Illinois State Representative Marcus C. Evans Jr. said in a Monday press conference that he intends to introduce a bill that would ban selling the game in the state in response to an uptick in carjackings in the Chicago area.
"Grand Theft Auto and other violent video games are getting in the minds of our young people and perpetuating the normalcy of carjacking," Evans said. "Carjacking is not normal, and carjacking must stop."
Restrictions on the video game industry have been proposed numerous times across the United States, but few become law, and many of those are overturned through legal opposition.
The most notable of these efforts was a 2005 California law banning the sale of violent games to minors that was signed into law but contested by a number of trade groups before it could take effect.

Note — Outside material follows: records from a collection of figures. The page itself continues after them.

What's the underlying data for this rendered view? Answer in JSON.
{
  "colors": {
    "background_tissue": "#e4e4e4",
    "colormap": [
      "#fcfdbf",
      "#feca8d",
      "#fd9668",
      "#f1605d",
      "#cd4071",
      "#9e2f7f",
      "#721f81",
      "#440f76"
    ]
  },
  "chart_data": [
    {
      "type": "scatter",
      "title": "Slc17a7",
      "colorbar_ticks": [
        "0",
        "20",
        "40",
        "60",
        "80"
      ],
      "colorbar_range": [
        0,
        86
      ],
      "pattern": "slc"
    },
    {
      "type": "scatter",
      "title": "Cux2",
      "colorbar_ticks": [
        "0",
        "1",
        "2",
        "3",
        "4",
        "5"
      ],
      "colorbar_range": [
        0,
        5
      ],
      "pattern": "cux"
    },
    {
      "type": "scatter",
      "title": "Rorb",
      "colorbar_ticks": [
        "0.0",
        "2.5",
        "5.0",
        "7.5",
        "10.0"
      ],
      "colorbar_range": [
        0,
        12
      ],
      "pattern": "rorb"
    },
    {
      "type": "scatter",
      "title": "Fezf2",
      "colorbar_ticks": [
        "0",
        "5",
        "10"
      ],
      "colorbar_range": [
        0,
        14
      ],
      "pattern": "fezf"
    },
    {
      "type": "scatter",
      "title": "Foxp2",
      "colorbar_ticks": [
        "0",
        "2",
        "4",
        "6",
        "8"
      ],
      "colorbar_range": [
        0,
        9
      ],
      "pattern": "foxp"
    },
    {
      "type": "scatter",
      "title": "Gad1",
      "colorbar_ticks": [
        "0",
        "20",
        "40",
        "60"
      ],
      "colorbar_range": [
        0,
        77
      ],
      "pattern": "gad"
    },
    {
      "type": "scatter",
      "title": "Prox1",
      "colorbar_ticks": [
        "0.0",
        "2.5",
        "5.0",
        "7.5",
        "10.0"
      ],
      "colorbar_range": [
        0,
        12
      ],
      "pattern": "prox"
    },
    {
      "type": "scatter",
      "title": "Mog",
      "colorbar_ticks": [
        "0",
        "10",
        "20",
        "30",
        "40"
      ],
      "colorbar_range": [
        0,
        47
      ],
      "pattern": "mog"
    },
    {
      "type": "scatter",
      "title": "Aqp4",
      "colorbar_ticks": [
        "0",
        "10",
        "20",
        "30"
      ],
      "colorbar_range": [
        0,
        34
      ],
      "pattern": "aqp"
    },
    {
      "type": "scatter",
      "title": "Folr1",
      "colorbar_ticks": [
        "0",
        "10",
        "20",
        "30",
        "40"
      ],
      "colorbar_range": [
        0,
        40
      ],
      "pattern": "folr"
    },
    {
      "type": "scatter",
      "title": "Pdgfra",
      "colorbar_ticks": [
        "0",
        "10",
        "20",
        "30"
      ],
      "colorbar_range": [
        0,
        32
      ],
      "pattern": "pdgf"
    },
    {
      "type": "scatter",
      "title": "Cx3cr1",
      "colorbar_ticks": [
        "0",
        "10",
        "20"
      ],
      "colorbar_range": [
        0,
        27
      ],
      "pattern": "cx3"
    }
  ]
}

The legal battle over it lasted for years, with the industry winning decisions in lower courts before California's appeals ultimately led to the law being overturned by the Supreme Court in 2011.
Video game violence has become a point of discussion for American politicians since then -- most notably after school shootings in 2012 and 2018 -- but that discussion has not produced national legislation.
An ESA representative offered the following statement to GamesIndustry.biz: "While our industry understands and shares the concerns about what has been happening in Chicago, there simply is no evidence of a link between interactive entertainment and real-world violence. We believe the solution to this complex problem resides in examining thoroughly the actual factors that drive such behaviors rather than erroneously ascribing blame to videogames based solely upon speculation."